Le Devoir gagne un premier prix aux Global Media Awards

Le Devoir gagne un premier prix aux Global Media Awards

Le Devoir a remporté jeudi le premier prix des Global Media Awards pour Est-ce que les chansons de nos jours rétrécissent ?, un reportage interactif sur la diminution de la durée des chansons. Le projet, signé par Sarah Boumedda, Cédric Gagnon et Justin Caisse, s’appuie sur une base de données de plus de 40 000 titres parus entre 2000 et 2025.

Sarah Boumedda a dit: « C’est une très belle reconnaissance, je suis vraiment contente ». Le travail a aussi reçu une mention honorable dans la catégorie Meilleure stratégie de diversification des revenus — marques régionales, au même gala de l’International News Media Association.

Sarah Boumedda et l’équipe

La journaliste de données a expliqué que l’idée venait d’un constat fait en équipe dans la vie quotidienne. « La tendance des chansons qui sont de plus en plus courtes, c’est un phénomène qu’on avait commencé à remarquer en équipe dans nos vies personnelles. C’est de là qu’est venu le désir de le chiffrer et de le quantifier », a-t-elle dit.

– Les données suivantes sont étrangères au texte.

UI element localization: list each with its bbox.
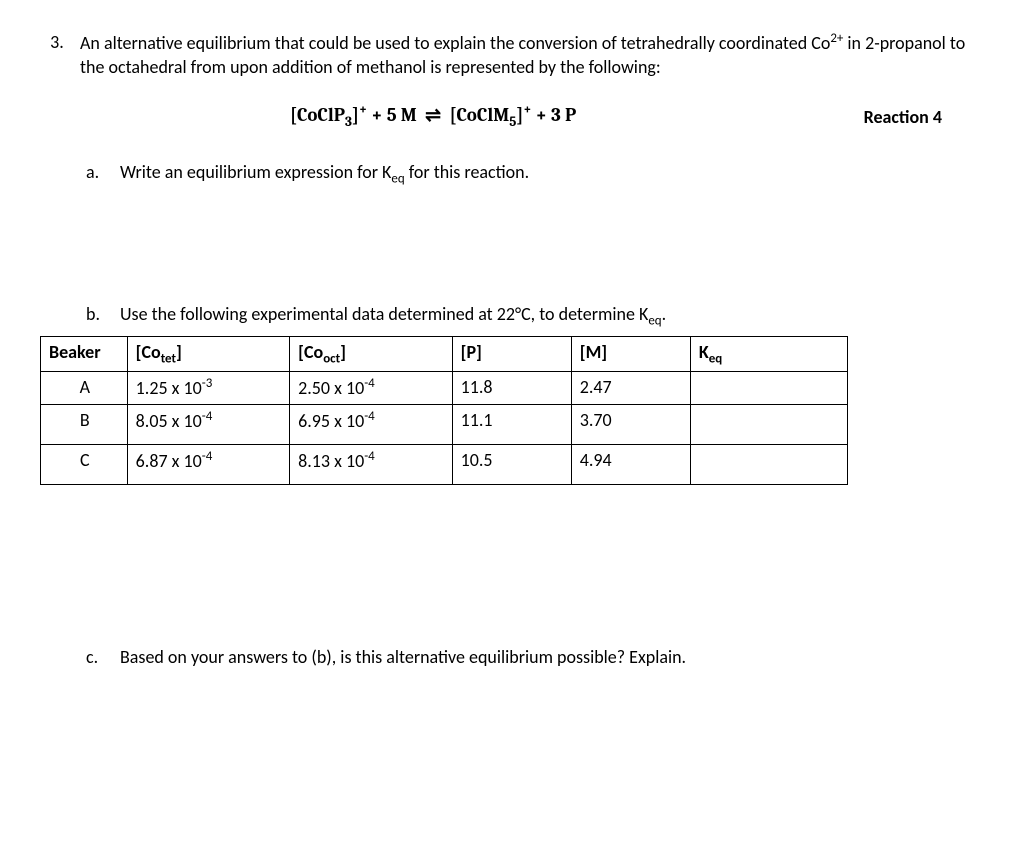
part-b-letter: b.: [80, 302, 120, 330]
cell-m: 2.47: [571, 372, 690, 404]
equation: [CoClP3]+ + 5 M ⇌ [CoClM5]+ + 3 P: [290, 102, 576, 133]
cell-beaker: B: [41, 404, 128, 444]
answer-space-a: [80, 206, 974, 302]
part-c-letter: c.: [80, 645, 120, 669]
question-body: An alternative equilibrium that could be…: [80, 30, 974, 687]
cell-keq: [690, 404, 847, 444]
th-p: [P]: [452, 337, 571, 372]
part-b-text: Use the following experimental data dete…: [120, 302, 974, 330]
th-cotet: [Cotet]: [127, 337, 289, 372]
th-cooct: [Cooct]: [290, 337, 452, 372]
part-c-text: Based on your answers to (b), is this al…: [120, 645, 974, 669]
equation-row: [CoClP3]+ + 5 M ⇌ [CoClM5]+ + 3 P Reacti…: [80, 102, 974, 133]
cell-p: 11.8: [452, 372, 571, 404]
part-a: a. Write an equilibrium expression for K…: [80, 160, 974, 188]
cell-cooct: 6.95 x 10-4: [290, 404, 452, 444]
cell-cooct: 8.13 x 10-4: [290, 444, 452, 484]
cell-m: 4.94: [571, 444, 690, 484]
cell-m: 3.70: [571, 404, 690, 444]
th-keq: Keq: [690, 337, 847, 372]
th-m: [M]: [571, 337, 690, 372]
cell-cotet: 1.25 x 10-3: [127, 372, 289, 404]
reaction-label: Reaction 4: [864, 105, 974, 129]
answer-space-b: [80, 485, 974, 645]
part-c: c. Based on your answers to (b), is this…: [80, 645, 974, 669]
cell-p: 10.5: [452, 444, 571, 484]
part-a-letter: a.: [80, 160, 120, 188]
part-a-text: Write an equilibrium expression for Keq …: [120, 160, 974, 188]
data-table-wrap: Beaker [Cotet] [Cooct] [P] [M] Keq A 1.2…: [40, 336, 974, 484]
data-table: Beaker [Cotet] [Cooct] [P] [M] Keq A 1.2…: [40, 336, 848, 484]
table-header-row: Beaker [Cotet] [Cooct] [P] [M] Keq: [41, 337, 848, 372]
cell-p: 11.1: [452, 404, 571, 444]
th-beaker: Beaker: [41, 337, 128, 372]
intro-text: An alternative equilibrium that could be…: [80, 30, 974, 80]
cell-beaker: C: [41, 444, 128, 484]
cell-keq: [690, 372, 847, 404]
table-row: B 8.05 x 10-4 6.95 x 10-4 11.1 3.70: [41, 404, 848, 444]
table-row: C 6.87 x 10-4 8.13 x 10-4 10.5 4.94: [41, 444, 848, 484]
question-3: 3. An alternative equilibrium that could…: [40, 30, 974, 687]
equation-text: [CoClP3]+ + 5 M ⇌ [CoClM5]+ + 3 P: [290, 104, 576, 126]
cell-cotet: 6.87 x 10-4: [127, 444, 289, 484]
cell-cooct: 2.50 x 10-4: [290, 372, 452, 404]
cell-beaker: A: [41, 372, 128, 404]
part-b: b. Use the following experimental data d…: [80, 302, 974, 330]
cell-cotet: 8.05 x 10-4: [127, 404, 289, 444]
cell-keq: [690, 444, 847, 484]
table-row: A 1.25 x 10-3 2.50 x 10-4 11.8 2.47: [41, 372, 848, 404]
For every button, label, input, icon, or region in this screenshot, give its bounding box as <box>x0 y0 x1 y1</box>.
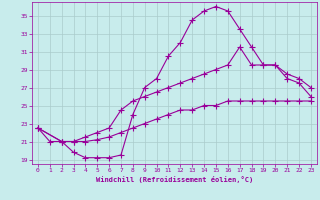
X-axis label: Windchill (Refroidissement éolien,°C): Windchill (Refroidissement éolien,°C) <box>96 176 253 183</box>
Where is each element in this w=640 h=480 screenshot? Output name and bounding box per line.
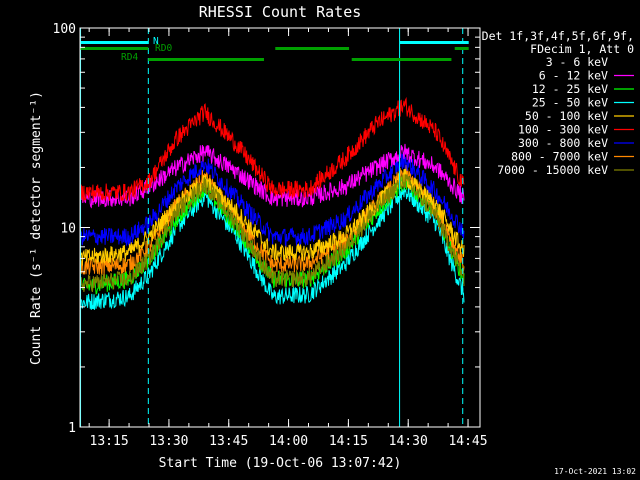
y-tick-label-1: 10 [60, 222, 76, 237]
legend-label-2: 12 - 25 keV [532, 82, 608, 96]
legend-label-8: 7000 - 15000 keV [497, 163, 608, 177]
series-line-7 [80, 164, 465, 276]
legend-header-0: Det 1f,3f,4f,5f,6f,9f, [482, 29, 634, 43]
flag-bar-rd4-1 [351, 58, 452, 61]
legend-label-1: 6 - 12 keV [539, 69, 608, 83]
x-axis-label: Start Time (19-Oct-06 13:07:42) [159, 456, 402, 471]
x-tick-label-0: 13:15 [90, 434, 129, 449]
series-line-6 [80, 151, 465, 248]
flag-label-rd0: RD0 [155, 43, 172, 54]
series-line-5 [80, 96, 465, 202]
x-tick-label-1: 13:30 [149, 434, 188, 449]
y-axis-label: Count Rate (s⁻¹ detector segment⁻¹) [29, 91, 44, 365]
render-timestamp: 17-Oct-2021 13:02 [554, 467, 636, 476]
legend-label-4: 50 - 100 keV [525, 109, 608, 123]
legend: Det 1f,3f,4f,5f,6f,9f,FDecim 1, Att 03 -… [482, 29, 634, 177]
legend-label-0: 3 - 6 keV [546, 55, 608, 69]
flag-label-rd4: RD4 [121, 52, 138, 63]
flag-bar-rd4-0 [148, 58, 264, 61]
x-tick-label-4: 14:15 [329, 434, 368, 449]
axis-ticks: 13:15 13:30 13:45 14:00 14:15 14:30 14:45 1 10 10… [53, 22, 488, 449]
series-line-3 [80, 185, 465, 310]
legend-label-6: 300 - 800 keV [518, 136, 608, 150]
legend-label-5: 100 - 300 keV [518, 123, 608, 137]
flag-bar-rd0-0 [80, 47, 149, 50]
y-tick-label-0: 1 [68, 421, 76, 436]
legend-label-7: 800 - 7000 keV [511, 150, 608, 164]
x-tick-label-2: 13:45 [209, 434, 248, 449]
flag-bar-n-0 [80, 41, 149, 44]
flag-label-n: N [153, 36, 159, 47]
y-tick-label-2: 100 [53, 22, 76, 37]
legend-header-1: FDecim 1, Att 0 [530, 42, 634, 56]
series-line-8 [80, 173, 465, 293]
chart-title: RHESSI Count Rates [199, 3, 362, 21]
x-tick-label-6: 14:45 [448, 434, 487, 449]
series-layer [80, 96, 465, 354]
flag-bar-rd0-1 [275, 47, 350, 50]
legend-label-3: 25 - 50 keV [532, 96, 608, 110]
flag-bar-n-1 [399, 41, 469, 44]
x-tick-label-3: 14:00 [269, 434, 308, 449]
flag-bar-rd0-2 [454, 47, 469, 50]
x-tick-label-5: 14:30 [389, 434, 428, 449]
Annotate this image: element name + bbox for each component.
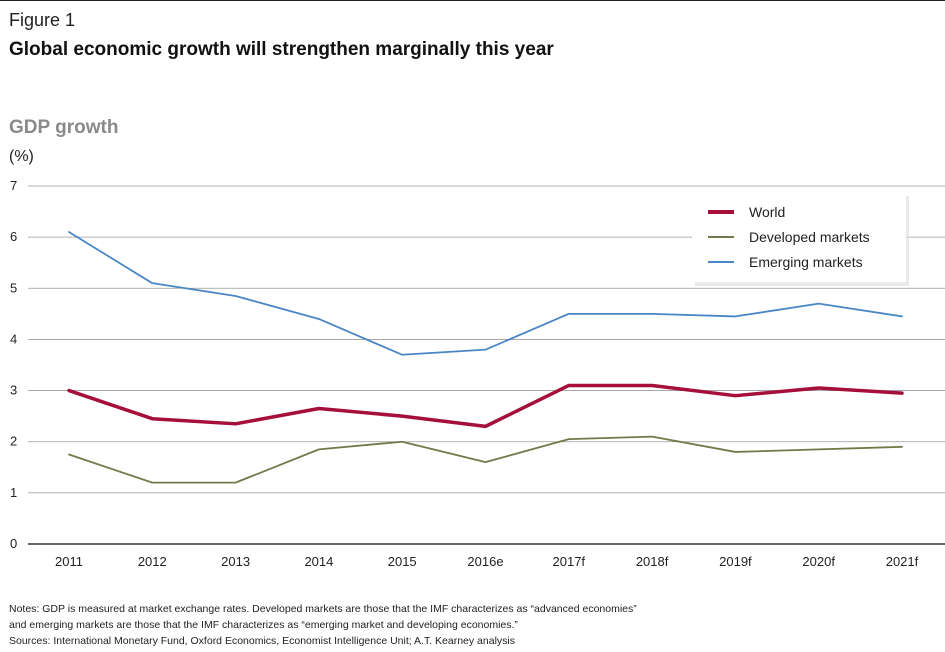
x-tick-label: 2021f: [886, 554, 919, 569]
y-tick-labels: 0 1 2 3 4 5 6 7: [10, 178, 17, 551]
legend-label-emerging: Emerging markets: [749, 254, 863, 270]
x-tick-label: 2018f: [636, 554, 669, 569]
top-rule: [0, 0, 945, 1]
y-tick-label: 3: [10, 383, 17, 398]
x-tick-label: 2020f: [802, 554, 835, 569]
legend-label-world: World: [749, 204, 785, 220]
notes-line-2: and emerging markets are those that the …: [9, 619, 518, 631]
notes: Notes: GDP is measured at market exchang…: [9, 601, 939, 649]
x-tick-label: 2013: [221, 554, 250, 569]
y-axis-unit: (%): [9, 148, 34, 165]
y-tick-label: 1: [10, 485, 17, 500]
figure-label: Figure 1: [9, 10, 76, 30]
series-line-world: [67, 383, 904, 429]
y-tick-label: 0: [10, 536, 17, 551]
x-tick-label: 2015: [388, 554, 417, 569]
figure-title: Global economic growth will strengthen m…: [9, 39, 554, 60]
y-tick-label: 5: [10, 280, 17, 295]
y-tick-label: 4: [10, 331, 17, 346]
x-tick-label: 2014: [304, 554, 333, 569]
x-tick-label: 2017f: [553, 554, 586, 569]
y-tick-label: 7: [10, 178, 17, 193]
series-lines: [67, 231, 904, 484]
series-line-developed: [68, 435, 903, 484]
legend: World Developed markets Emerging markets: [692, 192, 909, 286]
x-tick-label: 2019f: [719, 554, 752, 569]
legend-label-developed: Developed markets: [749, 229, 870, 245]
chart-title: GDP growth: [9, 117, 119, 138]
y-tick-label: 2: [10, 434, 17, 449]
x-tick-label: 2016e: [467, 554, 503, 569]
x-tick-label: 2011: [55, 554, 83, 569]
notes-line-1: Notes: GDP is measured at market exchang…: [9, 603, 637, 615]
y-tick-label: 6: [10, 229, 17, 244]
x-tick-label: 2012: [138, 554, 167, 569]
sources-line: Sources: International Monetary Fund, Ox…: [9, 635, 515, 647]
x-tick-labels: 2011 2012 2013 2014 2015 2016e 2017f 2018f 2019f…: [55, 554, 919, 569]
series-line-emerging: [68, 231, 903, 356]
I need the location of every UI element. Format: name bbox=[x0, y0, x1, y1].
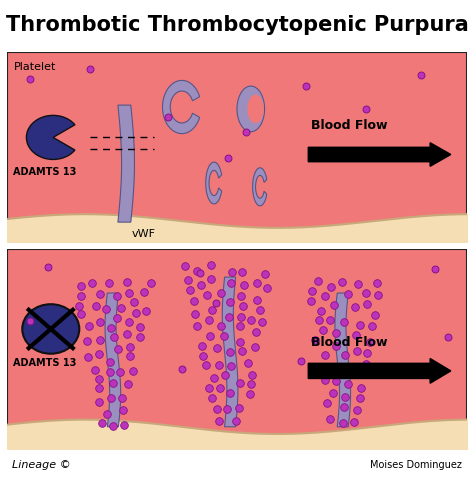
Text: Platelet: Platelet bbox=[14, 62, 56, 72]
Text: Blood Flow: Blood Flow bbox=[310, 335, 387, 348]
Polygon shape bbox=[105, 293, 121, 427]
Text: Moises Dominguez: Moises Dominguez bbox=[370, 459, 462, 469]
FancyArrow shape bbox=[308, 144, 451, 167]
FancyArrow shape bbox=[308, 359, 451, 384]
Text: Lineage ©: Lineage © bbox=[12, 459, 71, 469]
Text: ADAMTS 13: ADAMTS 13 bbox=[13, 357, 76, 367]
Circle shape bbox=[22, 305, 79, 354]
Text: ADAMTS 13: ADAMTS 13 bbox=[13, 166, 76, 176]
Polygon shape bbox=[206, 163, 222, 204]
Text: Blood Flow: Blood Flow bbox=[310, 119, 387, 132]
Wedge shape bbox=[27, 116, 75, 160]
Polygon shape bbox=[118, 106, 135, 223]
Polygon shape bbox=[248, 96, 263, 123]
Polygon shape bbox=[163, 81, 200, 134]
Polygon shape bbox=[335, 293, 351, 427]
Text: vWF: vWF bbox=[132, 229, 156, 239]
Polygon shape bbox=[237, 87, 264, 132]
Polygon shape bbox=[222, 277, 238, 427]
Text: Thrombotic Thrombocytopenic Purpura: Thrombotic Thrombocytopenic Purpura bbox=[6, 15, 468, 35]
Polygon shape bbox=[253, 168, 267, 206]
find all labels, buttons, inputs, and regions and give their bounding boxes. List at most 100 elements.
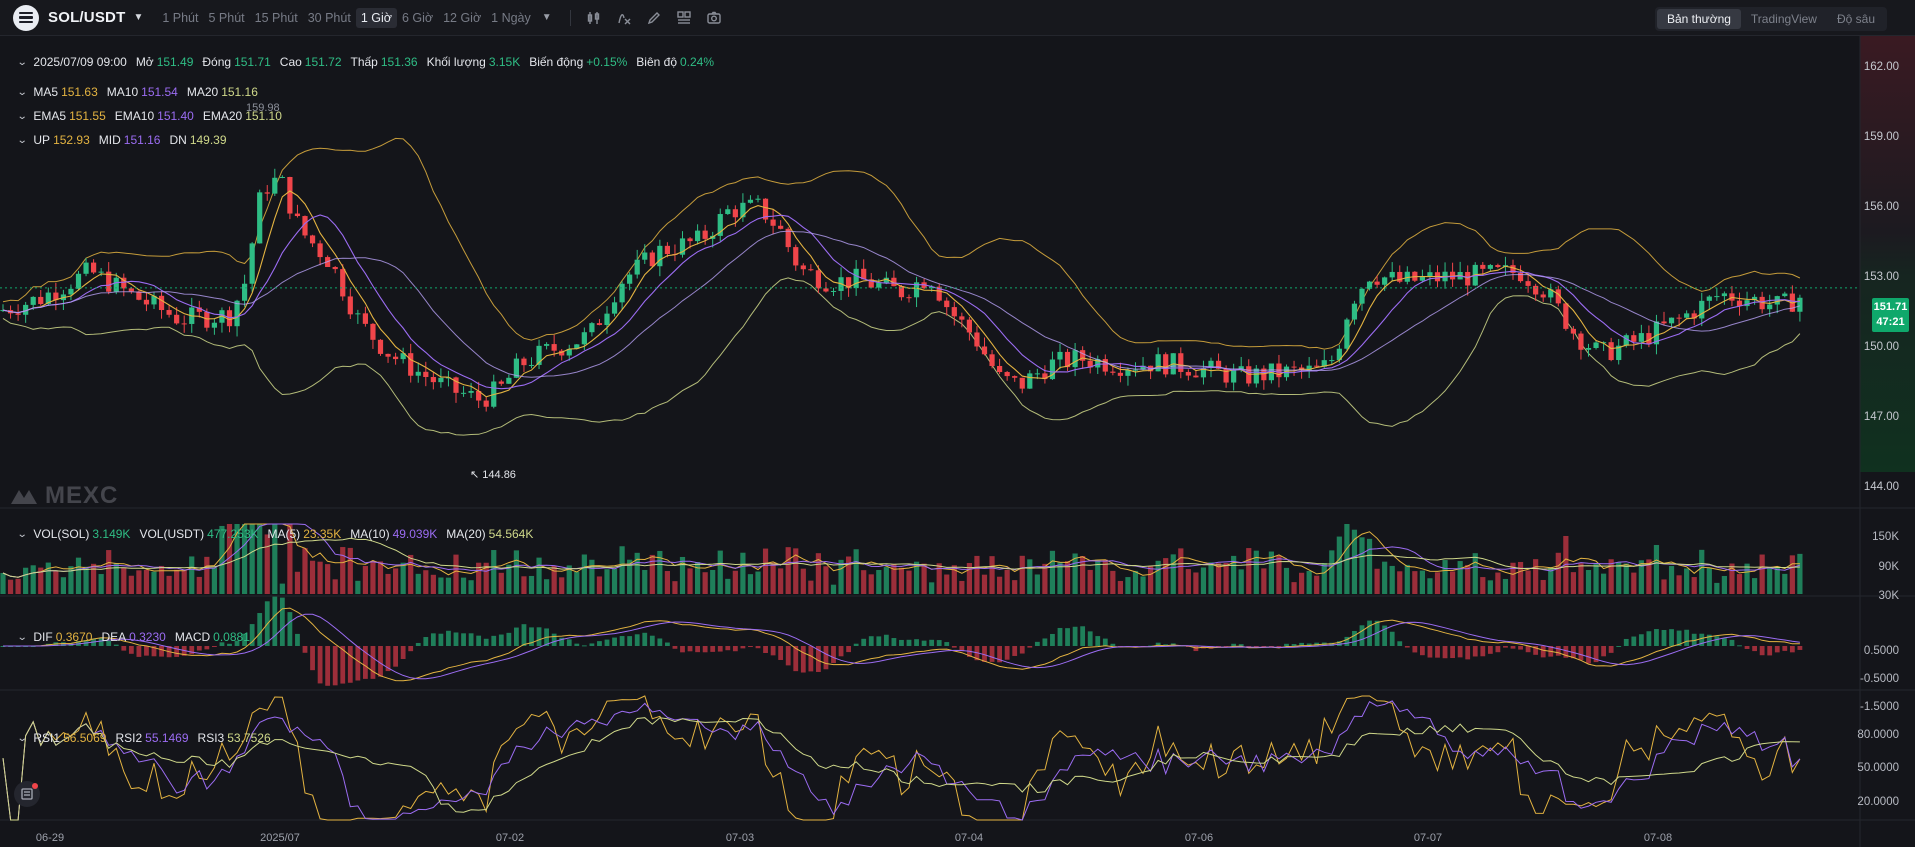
pair-selector[interactable]: SOL/USDT — [48, 9, 126, 26]
candle-type-icon[interactable] — [579, 6, 609, 30]
collapse-chevron-icon[interactable]: ⌄ — [16, 732, 28, 744]
macd-histogram-bar — [310, 646, 315, 671]
macd-histogram-bar — [657, 638, 663, 646]
volume-bar — [725, 578, 731, 594]
candle-body — [98, 271, 104, 273]
macd-histogram-bar — [453, 632, 459, 646]
macd-histogram-bar — [1080, 626, 1086, 646]
macd-histogram-bar — [136, 646, 142, 657]
candle-body — [483, 400, 489, 407]
macd-histogram-bar — [204, 646, 210, 650]
volume-bar — [1200, 567, 1207, 594]
candle-body — [581, 332, 587, 345]
volume-bar — [1752, 578, 1758, 594]
candle-body — [377, 339, 384, 354]
volume-bar — [1283, 567, 1290, 594]
volume-bar — [415, 573, 421, 594]
volume-bar — [1223, 562, 1229, 594]
candle-body — [913, 282, 920, 298]
rsi-legend: ⌄ RSI1 56.5069 RSI2 55.1469 RSI3 53.7526 — [16, 731, 280, 745]
tab-12h[interactable]: 12 Giờ — [443, 10, 482, 25]
candle-body — [876, 282, 882, 288]
volume-bar — [687, 568, 693, 594]
tab-1d[interactable]: 1 Ngày — [491, 10, 531, 25]
volume-bar — [672, 581, 678, 594]
ma10-label: MA10 — [106, 85, 139, 99]
macd-histogram-bar — [1510, 646, 1516, 649]
macd-histogram-bar — [174, 646, 180, 657]
volume-bar — [898, 567, 905, 594]
tab-30m[interactable]: 30 Phút — [307, 10, 351, 25]
candle-body — [1450, 271, 1456, 280]
rsi3-label: RSI3 — [197, 731, 225, 745]
volume-bar — [1767, 567, 1773, 594]
macd-histogram-bar — [695, 646, 700, 653]
volume-bar — [604, 569, 610, 594]
volume-bar — [1480, 577, 1486, 594]
macd-histogram-bar — [959, 646, 965, 652]
more-timeframes-chevron-icon[interactable]: ▼ — [541, 12, 552, 23]
macd-histogram-bar — [1578, 646, 1584, 661]
candle-body — [166, 310, 172, 315]
macd-histogram-bar — [491, 635, 497, 646]
volume-bar — [929, 582, 935, 594]
layout-icon[interactable] — [669, 6, 699, 30]
candle-body — [1140, 365, 1146, 370]
macd-axis-label: 0.5000 — [1863, 645, 1899, 657]
volume-bar — [1736, 574, 1743, 594]
tab-1m[interactable]: 1 Phút — [162, 10, 199, 25]
chevron-down-icon[interactable]: ▼ — [133, 12, 144, 23]
macd-histogram-bar — [1480, 646, 1486, 657]
boll-lower-line — [2, 277, 1801, 436]
macd-histogram-bar — [1623, 638, 1629, 646]
screenshot-icon[interactable] — [699, 6, 729, 30]
collapse-chevron-icon[interactable]: ⌄ — [16, 134, 28, 146]
view-basic-button[interactable]: Bản thường — [1656, 9, 1741, 29]
price-chart[interactable] — [0, 36, 1915, 847]
tab-15m[interactable]: 15 Phút — [254, 10, 298, 25]
macd-histogram-bar — [816, 646, 821, 672]
volume-bar — [53, 571, 59, 594]
macd-histogram-bar — [1608, 646, 1614, 653]
macd-histogram-bar — [597, 641, 602, 646]
volume-bar — [204, 556, 210, 594]
ema-legend: ⌄ EMA5 151.55 EMA10 151.40 EMA20 151.10 — [16, 109, 291, 123]
candle-body — [1797, 297, 1803, 312]
collapse-chevron-icon[interactable]: ⌄ — [16, 110, 28, 122]
volume-bar — [770, 562, 776, 594]
candle-body — [1404, 271, 1410, 282]
candle-body — [1291, 366, 1297, 368]
price-axis-label: 144.00 — [1863, 481, 1899, 493]
macd-histogram-bar — [1435, 646, 1440, 658]
tab-5m[interactable]: 5 Phút — [208, 10, 245, 25]
candle-body — [1638, 333, 1644, 342]
collapse-chevron-icon[interactable]: ⌄ — [16, 86, 28, 98]
indicator-icon[interactable] — [609, 6, 639, 30]
candle-body — [53, 292, 59, 301]
volume-bar — [513, 550, 519, 594]
macd-histogram-bar — [106, 640, 112, 646]
macd-histogram-bar — [1706, 634, 1712, 646]
tab-1h[interactable]: 1 Giờ — [355, 7, 397, 28]
collapse-chevron-icon[interactable]: ⌄ — [16, 56, 28, 68]
macd-histogram-bar — [332, 646, 338, 686]
macd-histogram-bar — [347, 646, 353, 683]
order-panel-toggle-button[interactable] — [14, 781, 40, 807]
view-depth-button[interactable]: Độ sâu — [1836, 12, 1875, 26]
volume-bar — [1163, 558, 1169, 594]
tab-6h[interactable]: 6 Giờ — [401, 10, 434, 25]
candle-body — [1223, 368, 1229, 383]
macd-histogram-bar — [98, 637, 104, 646]
macd-histogram-bar — [446, 630, 451, 646]
view-tradingview-button[interactable]: TradingView — [1750, 12, 1817, 26]
macd-histogram-bar — [249, 624, 255, 646]
draw-icon[interactable] — [639, 6, 669, 30]
macd-histogram-bar — [1654, 629, 1659, 646]
macd-histogram-bar — [785, 646, 791, 666]
collapse-chevron-icon[interactable]: ⌄ — [16, 528, 28, 540]
collapse-chevron-icon[interactable]: ⌄ — [16, 631, 28, 643]
high-label: Cao — [279, 55, 302, 69]
volume-bar — [196, 576, 202, 594]
candle-body — [1533, 285, 1539, 295]
volume-bar — [1502, 578, 1509, 594]
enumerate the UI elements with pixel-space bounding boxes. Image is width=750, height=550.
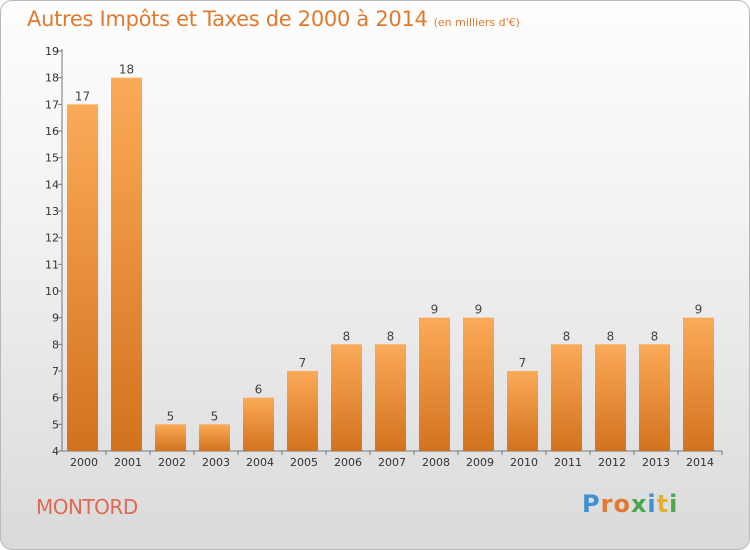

Elle a aussi décrit l’objectif du reportage: « C’est parti d’un constat de la vie quotidienne, pour ensuite porter un regard plus critique sur notre culture à l’ère numérique. » Le projet traite de la réduction du temps des chansons, de ses origines liées notamment au fonctionnement des réseaux sociaux, et de ses effets sur différents genres musicaux ainsi que sur l’industrie musicale québécoise.

Claudine St-Germain et Brian Myles

Claudine St-Germain a salué le travail nécessaire pour transformer des données brutes en contenu interactif. « Prendre des dizaines de milliers de données brutes et en faire un contenu interactif à la fois limpide et ludique, ça demande beaucoup de créativité et d’ingéniosité », a-t-elle dit. Elle a ajouté: « Il faut trouver le parfait alliage de journalisme de données, de développement et de design, et c’est sacrément difficile, mais dans ce cas-ci, l’équipe a réussi haut la main ! »

Brian Myles a pour sa part souligné la place de l’INMA dans le secteur des médias et a dit que voir Le Devoir parmi les gagnants était « une source de fierté à couper le souffle ». Il a ajouté: « C’est aussi une invitation à poursuivre nos efforts pour produire des contenus originaux qui inspirent confiance. »

Le Devoir et les revenus

Le gala a aussi mis en lumière la stratégie de diversification des revenus de l’entreprise. Le Devoir a repris le contrôle de la gestion de ses droits d’auteur et déployé un service de gestion de la propriété intellectuelle qui représente maintenant plus de 150 médias, principalement au Québec et aussi ailleurs au Canada.

Pour Le Devoir, le prix pour ce reportage interactif et la mention honorable pour ses revenus placent la rédaction et son modèle d’affaires au même niveau de reconnaissance lors du même événement. Le prochain enjeu pour l’équipe sera de maintenir ce type de production originale à partir de données, de développement et de design réunis dans un même projet.